How long did the processing take?
James Markus wrote:
When Barb doesn't make the bread - I only eat "Pane Turano". It's a famous Chicago Italian bread made by Mariano Turano (or his descendants) for at least 60 years. Flour water salt and yeast. It's the only store bought bread that doesn't make me ill with xanthan gum, preservatives, and all the other nonsense modern companies add to bread. It also is found both in high end stores and discount stores (huge loaves-sometimes they sell half loaves) - so the prices varies quite a bit.
Yes, don't forget that pinch of salt, been there done that :-)
DeltaSigma wrote:
300 stacked. Gosh!
I can hear the CPU in your computer moaning.
How long did the processing take?
Colin
Colin,
I didn't use Photoshop & Lightroom. I use Helicon Focus to stack images, and a WeMicro step motor controlled by my android phone using the WeMicro app for collecting images. It can be very fast, and Helicon uses my graphics card and cpu's to stack images really fast. Across my cat5 network it takes about 5 minutes per stacking method to pull the images across the network and stack (win or Mac) them. I usually stack using all three methods. On the mac mini I have one of those super fast thunderbolt 3 external drives by Sandisk (up to 3000Mbs) - if I put the images there - it is only a minute or two. Haven't compared on the new windows box using the CPU only (doubt it is faster than the GTX 1080), but will try sometime comparing my i7 3770 vs the i7 14700K - should be interesting.
Jim
My first diatom.
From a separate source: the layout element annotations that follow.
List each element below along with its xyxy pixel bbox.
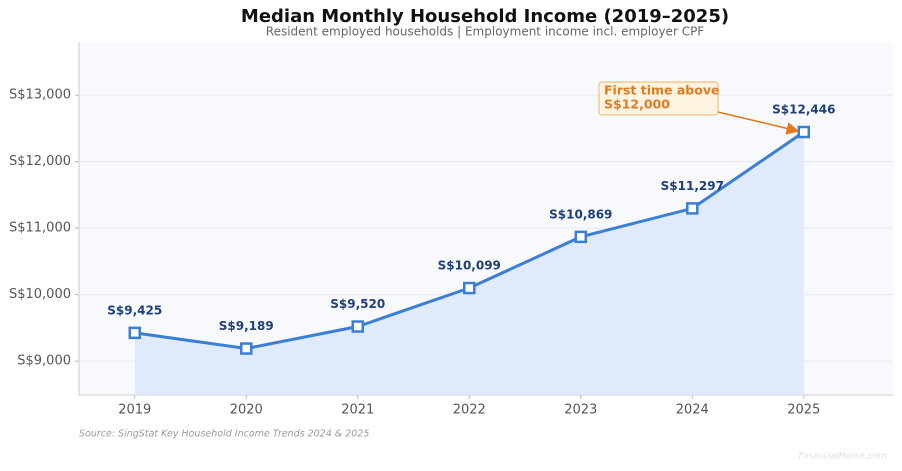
annotation-arrow — [717, 111, 800, 135]
chart-title: Median Monthly Household Income (2019–20… — [241, 6, 729, 27]
marker — [128, 326, 142, 340]
y-tick-label: S$10,000 — [9, 287, 71, 302]
watermark: FinancialHorse.com — [799, 452, 888, 462]
x-tick-label: 2020 — [230, 403, 263, 418]
source-note: Source: SingStat Key Household Income Tr… — [79, 429, 369, 440]
x-tick-label: 2022 — [453, 403, 486, 418]
data-label: S$9,520 — [330, 297, 385, 311]
data-label: S$10,869 — [549, 207, 612, 221]
marker — [463, 281, 476, 295]
y-tick-label: S$13,000 — [9, 88, 71, 103]
y-tick-label: S$12,000 — [9, 154, 71, 169]
x-tick-label: 2021 — [341, 403, 374, 418]
data-label: S$12,446 — [772, 103, 835, 117]
marker — [686, 202, 699, 215]
data-label: S$10,099 — [438, 259, 501, 273]
data-label: S$9,189 — [219, 319, 274, 333]
annotation-text: First time above — [604, 83, 719, 98]
area — [134, 132, 804, 396]
y-tick-label: S$11,000 — [9, 221, 71, 236]
x-tick-label: 2019 — [118, 403, 151, 418]
x-tick-label: 2023 — [564, 403, 597, 418]
y-tick-label: S$9,000 — [17, 354, 71, 369]
marker — [351, 320, 365, 333]
x-tick-label: 2025 — [787, 403, 820, 418]
data-label: S$9,425 — [107, 303, 162, 317]
x-tick-label: 2024 — [676, 403, 709, 418]
chart-subtitle: Resident employed households | Employmen… — [266, 25, 705, 39]
annotation-box — [598, 81, 719, 116]
marker — [797, 125, 811, 139]
marker — [574, 230, 588, 244]
annotation-text: S$12,000 — [604, 97, 670, 112]
data-label: S$11,297 — [661, 179, 724, 193]
marker — [240, 342, 253, 355]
The Nikon N Plan 10x/0.30 0.17 microscope objective paired with the Nikon CF PL 2.5x photo relay eyepiece lens = 25x in color or colour and b&w
James Markus wrote:
My first diatom. The Nikon N Plan 10x/0.30 0.17 microscope objective paired with the Nikon CF PL 2.5x photo relay eyepiece lens = 25x in color or colour and b&w
James Markus wrote:
My first diatom. The Nikon N Plan 10x/0.30 0.17 microscope objective paired with the Nikon CF PL 2.5x photo relay eyepiece lens = 25x in color or colour and b&w
That's impressive.
Scanning Electron Microscope next Jim?
Harry, those cactus flower shots were great. The light you captured on them popped them. Morten the toning on your shots is excellent, love those beach scenes.
DeltaSigma wrote:
That's impressive.
Scanning Electron Microscope next Jim?
Colin, I was driven to it by the culture taking a turn into chaos. I need order, facts, truth, and love to breath. One place laws remain unchanged are diatoms who live in geometric marvel glass houses. Feeding birds and squirrels - these are ways for me to look at the world with the distopian crap stripped away. If I could afford an electron microscope I would use it.
Jim
Thanks, I checked the interwebs and see that it's at the GFS near me. Going to go get a loaf and try it. No more expensive than "Dave's Killer Bread" brand. I'm going to guess that it's probably his descendants making the bread now. One of his sons died in 2021
James Markus wrote:
When Barb doesn't make the bread - I only eat "Pane Turano". It's a famous Chicago Italian bread made by Mariano Turano (or his descendants) for at least 60 years. Flour water salt and yeast. It's the only store bought bread that doesn't make me ill with xanthan gum, preservatives, and all the other nonsense modern companies add to bread. It also is found both in high end stores and discount stores (huge loaves-sometimes they sell half loaves) - so the prices varies quite a bit.